Esta semana en Lecturas para Compartir, el Tiktok de la Biblioteca ETSIDI, os acercamos a una obra singular, El nervio óptico, en el que María Gainza realiza un audaz ejercicio literario.
La autora argentina, versada por su profesión en el mundo del arte, nos premia con un discurso bien fundamentado y de bellas imágenes que reflejan la historia de algunos artistas y sus obras. Pero esta mirada elocuente, teñida de comicidad, también se sumerge en la intimidad de la narradora y su familia, ofreciéndonos así una combinación seductora, que bien merece nuestra atención.
El libro está estructurado en once partes que pueden leerse como cuentos o ensayos narrativos, unos ensayos que tratan de desentrañar los misteriosos vínculos entre una obra pictórica y quien los contempla. En fin, asistimos a una obra sublime narrada por la originalísima voz de María Gainza, quien despliega sus múltiples recursos con sutileza y osadía.
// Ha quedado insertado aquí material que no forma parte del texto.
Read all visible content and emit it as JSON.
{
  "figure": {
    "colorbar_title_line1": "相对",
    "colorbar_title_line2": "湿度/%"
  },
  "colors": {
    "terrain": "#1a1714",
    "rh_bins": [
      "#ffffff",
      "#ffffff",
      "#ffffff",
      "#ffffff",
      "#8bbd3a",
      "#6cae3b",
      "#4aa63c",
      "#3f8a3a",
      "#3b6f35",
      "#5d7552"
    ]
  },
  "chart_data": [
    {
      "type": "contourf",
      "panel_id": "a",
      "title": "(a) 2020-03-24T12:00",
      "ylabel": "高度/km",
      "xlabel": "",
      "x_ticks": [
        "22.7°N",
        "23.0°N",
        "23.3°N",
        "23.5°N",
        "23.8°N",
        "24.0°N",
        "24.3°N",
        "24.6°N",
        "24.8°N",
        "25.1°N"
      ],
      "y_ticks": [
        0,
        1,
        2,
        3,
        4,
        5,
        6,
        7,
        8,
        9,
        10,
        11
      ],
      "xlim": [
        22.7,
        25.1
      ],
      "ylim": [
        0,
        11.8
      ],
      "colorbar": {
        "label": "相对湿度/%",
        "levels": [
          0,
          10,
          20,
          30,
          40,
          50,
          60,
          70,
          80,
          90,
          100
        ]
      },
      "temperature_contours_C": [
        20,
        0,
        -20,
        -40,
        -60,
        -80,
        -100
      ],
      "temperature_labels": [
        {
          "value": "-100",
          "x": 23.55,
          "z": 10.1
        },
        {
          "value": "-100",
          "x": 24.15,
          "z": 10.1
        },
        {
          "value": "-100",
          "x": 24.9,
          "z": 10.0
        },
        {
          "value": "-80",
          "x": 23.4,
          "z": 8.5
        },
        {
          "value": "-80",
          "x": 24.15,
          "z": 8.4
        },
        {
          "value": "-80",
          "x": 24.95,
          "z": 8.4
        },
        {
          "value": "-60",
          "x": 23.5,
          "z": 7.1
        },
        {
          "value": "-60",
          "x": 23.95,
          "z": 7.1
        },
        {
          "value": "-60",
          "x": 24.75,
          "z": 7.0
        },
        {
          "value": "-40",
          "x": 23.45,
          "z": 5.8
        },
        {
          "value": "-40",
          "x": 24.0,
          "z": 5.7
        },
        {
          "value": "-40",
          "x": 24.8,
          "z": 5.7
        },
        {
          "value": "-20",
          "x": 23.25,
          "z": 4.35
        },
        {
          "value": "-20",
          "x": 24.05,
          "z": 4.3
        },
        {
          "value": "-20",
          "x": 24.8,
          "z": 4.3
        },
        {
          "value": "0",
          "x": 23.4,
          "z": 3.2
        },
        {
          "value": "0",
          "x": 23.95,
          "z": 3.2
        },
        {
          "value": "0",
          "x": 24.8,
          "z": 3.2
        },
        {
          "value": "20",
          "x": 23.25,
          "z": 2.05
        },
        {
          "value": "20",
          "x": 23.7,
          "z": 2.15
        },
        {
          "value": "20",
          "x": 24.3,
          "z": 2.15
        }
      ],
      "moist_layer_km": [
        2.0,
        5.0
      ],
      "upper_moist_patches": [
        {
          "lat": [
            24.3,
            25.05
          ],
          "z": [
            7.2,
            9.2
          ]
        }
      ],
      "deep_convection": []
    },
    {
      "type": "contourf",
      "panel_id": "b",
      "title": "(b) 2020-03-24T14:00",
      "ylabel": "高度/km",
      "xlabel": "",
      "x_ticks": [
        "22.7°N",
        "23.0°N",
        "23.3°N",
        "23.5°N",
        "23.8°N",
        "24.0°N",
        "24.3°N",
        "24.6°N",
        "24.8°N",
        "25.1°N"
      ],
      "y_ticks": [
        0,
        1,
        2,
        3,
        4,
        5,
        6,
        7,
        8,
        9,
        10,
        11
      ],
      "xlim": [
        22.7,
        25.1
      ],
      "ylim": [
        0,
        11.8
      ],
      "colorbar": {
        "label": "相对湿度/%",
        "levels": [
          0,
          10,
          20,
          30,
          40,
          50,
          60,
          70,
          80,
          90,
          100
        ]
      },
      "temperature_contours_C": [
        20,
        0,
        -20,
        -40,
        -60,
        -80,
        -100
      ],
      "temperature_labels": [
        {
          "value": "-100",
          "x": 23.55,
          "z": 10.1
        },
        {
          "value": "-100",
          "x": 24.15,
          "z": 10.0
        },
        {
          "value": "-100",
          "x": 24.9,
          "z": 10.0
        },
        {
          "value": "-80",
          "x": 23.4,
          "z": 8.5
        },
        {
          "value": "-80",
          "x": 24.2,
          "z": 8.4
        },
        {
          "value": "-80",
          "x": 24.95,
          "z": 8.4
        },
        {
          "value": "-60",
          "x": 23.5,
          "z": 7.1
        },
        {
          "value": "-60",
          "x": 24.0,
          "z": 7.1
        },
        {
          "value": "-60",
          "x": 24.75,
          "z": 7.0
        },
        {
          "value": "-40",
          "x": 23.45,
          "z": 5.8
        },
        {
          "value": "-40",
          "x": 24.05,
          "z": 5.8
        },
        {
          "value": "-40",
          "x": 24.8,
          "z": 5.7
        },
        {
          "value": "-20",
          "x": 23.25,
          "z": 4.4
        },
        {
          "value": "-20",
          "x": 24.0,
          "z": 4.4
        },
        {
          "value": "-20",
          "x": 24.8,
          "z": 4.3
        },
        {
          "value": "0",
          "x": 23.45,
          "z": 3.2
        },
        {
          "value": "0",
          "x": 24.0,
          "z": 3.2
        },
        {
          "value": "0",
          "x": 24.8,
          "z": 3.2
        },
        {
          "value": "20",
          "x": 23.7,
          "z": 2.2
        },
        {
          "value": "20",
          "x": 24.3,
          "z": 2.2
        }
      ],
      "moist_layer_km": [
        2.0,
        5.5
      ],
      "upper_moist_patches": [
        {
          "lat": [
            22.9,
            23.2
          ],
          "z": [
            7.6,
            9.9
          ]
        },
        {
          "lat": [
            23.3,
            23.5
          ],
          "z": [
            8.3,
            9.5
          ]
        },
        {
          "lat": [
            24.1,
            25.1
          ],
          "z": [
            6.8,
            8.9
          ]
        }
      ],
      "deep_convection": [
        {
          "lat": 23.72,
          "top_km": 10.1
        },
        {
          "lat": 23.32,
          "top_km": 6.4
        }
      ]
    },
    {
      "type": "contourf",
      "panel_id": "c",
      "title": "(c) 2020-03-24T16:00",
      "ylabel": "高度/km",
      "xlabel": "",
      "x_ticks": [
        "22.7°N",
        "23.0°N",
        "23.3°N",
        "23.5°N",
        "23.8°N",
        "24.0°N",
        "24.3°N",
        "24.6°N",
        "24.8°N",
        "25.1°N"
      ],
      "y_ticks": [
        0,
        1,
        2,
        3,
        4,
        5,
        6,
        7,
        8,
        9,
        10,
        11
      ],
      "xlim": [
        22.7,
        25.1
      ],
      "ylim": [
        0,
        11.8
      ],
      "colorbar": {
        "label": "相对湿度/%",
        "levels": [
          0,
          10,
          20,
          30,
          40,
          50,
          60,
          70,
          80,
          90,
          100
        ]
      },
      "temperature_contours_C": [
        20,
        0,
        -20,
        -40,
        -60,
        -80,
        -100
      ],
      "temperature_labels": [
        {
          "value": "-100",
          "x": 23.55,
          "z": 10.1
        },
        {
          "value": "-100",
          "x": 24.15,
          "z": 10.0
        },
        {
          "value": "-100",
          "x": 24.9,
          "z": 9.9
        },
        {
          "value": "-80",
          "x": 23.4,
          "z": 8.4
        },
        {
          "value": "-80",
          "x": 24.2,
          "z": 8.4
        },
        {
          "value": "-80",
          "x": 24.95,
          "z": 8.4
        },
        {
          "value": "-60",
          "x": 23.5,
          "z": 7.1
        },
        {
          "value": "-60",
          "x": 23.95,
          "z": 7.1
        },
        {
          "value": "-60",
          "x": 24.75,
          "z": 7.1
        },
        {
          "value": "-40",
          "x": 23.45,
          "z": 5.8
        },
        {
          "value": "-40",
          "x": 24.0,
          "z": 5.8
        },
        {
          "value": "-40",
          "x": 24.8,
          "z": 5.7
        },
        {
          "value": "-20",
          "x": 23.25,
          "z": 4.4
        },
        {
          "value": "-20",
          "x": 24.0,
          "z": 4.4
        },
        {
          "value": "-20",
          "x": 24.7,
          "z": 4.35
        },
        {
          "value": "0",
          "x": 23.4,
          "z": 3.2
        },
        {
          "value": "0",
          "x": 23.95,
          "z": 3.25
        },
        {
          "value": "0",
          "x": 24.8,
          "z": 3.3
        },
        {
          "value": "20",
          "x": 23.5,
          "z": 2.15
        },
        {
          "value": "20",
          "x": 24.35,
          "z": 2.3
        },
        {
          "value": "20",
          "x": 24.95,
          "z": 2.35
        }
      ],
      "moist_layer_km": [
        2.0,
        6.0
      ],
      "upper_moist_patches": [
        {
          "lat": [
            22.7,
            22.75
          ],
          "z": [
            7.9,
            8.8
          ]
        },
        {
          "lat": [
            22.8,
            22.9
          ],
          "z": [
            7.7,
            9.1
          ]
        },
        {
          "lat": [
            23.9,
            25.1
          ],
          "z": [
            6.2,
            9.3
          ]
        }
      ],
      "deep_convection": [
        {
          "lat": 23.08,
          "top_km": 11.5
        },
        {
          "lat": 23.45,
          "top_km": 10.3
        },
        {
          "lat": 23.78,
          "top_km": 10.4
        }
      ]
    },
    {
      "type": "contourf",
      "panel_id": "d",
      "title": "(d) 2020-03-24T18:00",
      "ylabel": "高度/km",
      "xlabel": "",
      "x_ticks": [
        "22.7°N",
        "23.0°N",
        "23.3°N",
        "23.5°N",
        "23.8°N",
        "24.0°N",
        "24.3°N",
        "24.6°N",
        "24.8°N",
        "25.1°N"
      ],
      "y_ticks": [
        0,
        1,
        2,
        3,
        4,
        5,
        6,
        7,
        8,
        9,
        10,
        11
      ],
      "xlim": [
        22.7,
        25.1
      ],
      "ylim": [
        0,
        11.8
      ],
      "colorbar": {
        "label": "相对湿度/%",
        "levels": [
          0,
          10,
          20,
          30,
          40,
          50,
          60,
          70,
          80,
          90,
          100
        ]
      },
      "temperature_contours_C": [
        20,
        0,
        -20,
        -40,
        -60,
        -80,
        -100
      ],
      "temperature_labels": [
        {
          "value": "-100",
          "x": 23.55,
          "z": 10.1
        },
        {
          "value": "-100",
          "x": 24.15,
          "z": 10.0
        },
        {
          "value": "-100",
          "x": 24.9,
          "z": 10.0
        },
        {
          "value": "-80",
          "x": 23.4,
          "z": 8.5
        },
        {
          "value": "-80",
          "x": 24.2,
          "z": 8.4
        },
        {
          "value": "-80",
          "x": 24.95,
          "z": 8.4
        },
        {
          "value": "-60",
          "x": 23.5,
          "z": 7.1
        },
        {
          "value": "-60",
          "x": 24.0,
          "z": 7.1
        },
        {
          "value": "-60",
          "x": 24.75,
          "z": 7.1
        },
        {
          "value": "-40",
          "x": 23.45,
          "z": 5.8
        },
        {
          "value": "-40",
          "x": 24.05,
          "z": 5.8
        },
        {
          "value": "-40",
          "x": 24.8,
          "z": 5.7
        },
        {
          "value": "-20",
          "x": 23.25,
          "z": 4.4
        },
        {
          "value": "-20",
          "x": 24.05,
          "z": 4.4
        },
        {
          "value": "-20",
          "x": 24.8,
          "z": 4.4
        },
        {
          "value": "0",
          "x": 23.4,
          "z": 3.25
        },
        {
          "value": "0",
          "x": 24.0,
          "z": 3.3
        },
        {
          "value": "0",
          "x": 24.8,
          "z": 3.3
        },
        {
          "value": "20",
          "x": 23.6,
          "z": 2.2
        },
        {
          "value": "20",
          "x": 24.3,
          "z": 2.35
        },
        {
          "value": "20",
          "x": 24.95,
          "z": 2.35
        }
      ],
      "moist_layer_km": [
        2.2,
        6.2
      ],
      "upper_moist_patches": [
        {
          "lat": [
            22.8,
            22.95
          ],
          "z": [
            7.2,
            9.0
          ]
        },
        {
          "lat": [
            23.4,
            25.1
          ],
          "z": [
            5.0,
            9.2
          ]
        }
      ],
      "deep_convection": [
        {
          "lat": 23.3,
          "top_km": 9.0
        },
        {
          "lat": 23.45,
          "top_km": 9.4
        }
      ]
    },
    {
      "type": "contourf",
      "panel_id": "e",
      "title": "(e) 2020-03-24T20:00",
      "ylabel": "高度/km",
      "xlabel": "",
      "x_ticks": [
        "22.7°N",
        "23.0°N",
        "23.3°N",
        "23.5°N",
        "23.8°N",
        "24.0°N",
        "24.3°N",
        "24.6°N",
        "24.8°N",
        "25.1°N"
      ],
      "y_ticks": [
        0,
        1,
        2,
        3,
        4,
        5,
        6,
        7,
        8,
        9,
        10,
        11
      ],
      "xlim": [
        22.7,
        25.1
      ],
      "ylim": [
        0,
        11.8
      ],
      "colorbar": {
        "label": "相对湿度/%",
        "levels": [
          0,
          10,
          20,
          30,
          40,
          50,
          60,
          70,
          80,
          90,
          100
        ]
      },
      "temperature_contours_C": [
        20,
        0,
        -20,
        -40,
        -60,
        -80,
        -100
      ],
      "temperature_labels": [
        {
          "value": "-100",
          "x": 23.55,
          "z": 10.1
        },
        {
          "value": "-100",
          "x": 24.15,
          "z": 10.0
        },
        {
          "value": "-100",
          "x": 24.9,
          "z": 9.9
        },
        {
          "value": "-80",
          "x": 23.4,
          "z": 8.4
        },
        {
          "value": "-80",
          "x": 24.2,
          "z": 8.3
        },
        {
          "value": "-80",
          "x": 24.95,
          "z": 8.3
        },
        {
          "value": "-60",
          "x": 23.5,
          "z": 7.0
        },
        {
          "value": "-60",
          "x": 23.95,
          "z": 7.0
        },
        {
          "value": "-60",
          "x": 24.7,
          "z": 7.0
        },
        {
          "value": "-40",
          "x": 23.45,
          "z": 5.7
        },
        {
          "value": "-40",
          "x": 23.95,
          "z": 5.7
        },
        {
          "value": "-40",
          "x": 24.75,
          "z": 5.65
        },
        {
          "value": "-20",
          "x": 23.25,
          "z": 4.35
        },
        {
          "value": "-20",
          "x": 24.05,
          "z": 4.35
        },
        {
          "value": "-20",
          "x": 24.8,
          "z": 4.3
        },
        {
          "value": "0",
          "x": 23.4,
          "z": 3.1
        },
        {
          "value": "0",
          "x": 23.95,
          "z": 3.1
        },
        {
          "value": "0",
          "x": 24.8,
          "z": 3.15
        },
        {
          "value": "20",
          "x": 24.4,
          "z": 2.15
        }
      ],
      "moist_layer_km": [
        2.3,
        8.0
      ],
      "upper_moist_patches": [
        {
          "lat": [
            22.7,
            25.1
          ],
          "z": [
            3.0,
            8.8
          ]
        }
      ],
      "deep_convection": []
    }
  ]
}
La escritora mexicana Mariana Enríquez comentó acerca de la obra: «Entre la autoficción y las microhistorias de artistas, entre citas literarias y la crónica íntima de una familia, su pasado y sus desdichas, El Nervio Óptico es un libro insólito, hermoso, en ocasiones delicado y a veces brutal».
EL CIERVO DE DREUX
A Dreux lo conocí un mediodía de otoño; al ciervo, exactamente cinco años después. Ese primer mediodía había salido de casa con un sol brillante y de pronto, sin aviso, se largó a llover. Llovía como en la Biblia, y en unos minutos las calles angostas del barrio de Belgrano se convirtieron en ríos taimados; las mujeres se apiñaban en las esquinas calculando el lugar más alto por donde cruzar; una vieja golpeaba con su paraguas el costado de un colectivo que no quería abrirle, y en las puertas de los locales los empleados miraban cómo el agua lamía las veredas y se apuraban a instalar las compuertas de hierro que habían comprado después de la última inundación. Yo tenía que pasear a un grupo de extranjeros por una colección privada. A eso me dedicaba y no era un mal trabajo, pero mientras esperaba a que llegaran mis clientes guarecida bajo el techo de un bar, un taxi pasó demasiado cerca del cordón y bañó mi vestidito amarillo. Tres autos más tarde amainó, tan de golpe como había empezado, y a través de las últimas gotas de lluvia, que caían suspendidas como una cortina de cuentas de cristal, llegó el taxi de mis clientes. Eran norteamericanos, una pareja de mediana edad, ella de blanco y él de negro, y venían impecables y secos, como si el chofer acabara de retirarlos de la tintorería.